Prep Your Toddler For Preschool With These Montessori Based Activities


child sorting blocks

Exposing your child to a few Montessori-inspired activities can make all the difference prior to starting preschool. Montessori education is centered on preparing the whole child–both emotionally and physically. Here are five Montessori based activities to prep your toddler for preschool.

Self Care
Care of self is one of the most important foundations of Montessori education. Any action we perform as a part of our self-care can be turned into a fun and engaging activity for young toddlers. Set up a toothbrush station for your child to practice good oral hygiene. Begin by demonstrating the process from start to finish and move on to allowing your child to try the action independently. Other ways to integrate self-care can include hand washing, hair brushing, getting dressed, and similar daily routine activities.

Snack Prep
A great way to practice developing fine motor skills while your child is young is through food prep. While perhaps too young to physically prepare meals, children can learn how to chop, slice, serve, clean, and make simple dishes. Children safe knives and kitchen tools will allow your child to participate in their own snack making. Chopping celery, spreading peanut butter, and placing raisins on top is a great multi-step activity with a delicious ending.

Sorting
A simple sorting activity can be as easy as separating a basket of shapes cut from paper. Children will be highly engaged in making sense of these shapes. Have your child separate the shapes into individual piles or baskets. Triangles, squares, rectangles, and circles can be the first shapes introduced and from there the sorting can increase in difficulty.

Pouring
Montessori education aims to develop children’s physical skills by working to build their fine motor skills. Grasping objects like the handle of a pitcher takes hand control and coordination to pour the contents from the pitcher to another receptacle.

Pouring activities are super easy to setup and young children love to engage in real work that can produce immediate results. Small pitchers work best for little hands, so try to find the appropriately sized vessel.

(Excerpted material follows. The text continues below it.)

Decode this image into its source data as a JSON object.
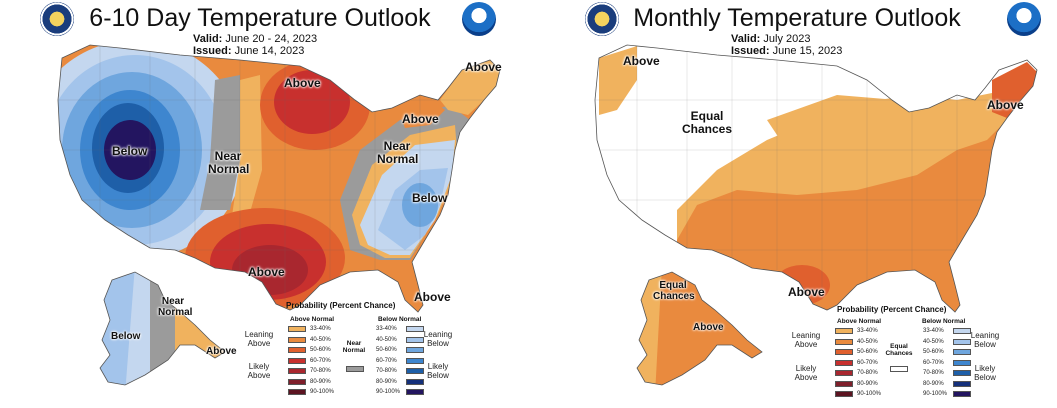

Boost the fun by adding a little food coloring to your water–this will help the child see the liquid more clearly when pouring from one vessel to another.

Color Matching
Introduce the primary colors (red, yellow, blue) and later advance to secondary colors (green, orange, purple), and so forth (pink, brown, black, white, gray). Activities should place an emphasis on colors, not objects–meaning matching similar objects like jelly beans by color, rather than a hodgepodge of random objects. This is a great way to individualize learning by choosing objects that draw your child’s interests, be it cars, foods, flowers, or anything else that they enjoy.

When preparing your child for preschool you can begin introducing skills that boost their independence in taking care of their own physical needs. While adults have a responsibility to assist, ultimately it is the child that must achieve their own self-construction. When we let go, children are more likely to grow and learn independently. This type of learning leaves lasting impressions and builds self-confidence. Practicing these Montessori based activities at home will have your child prepared for preschool and ready to learn from the very first day they step into the classroom.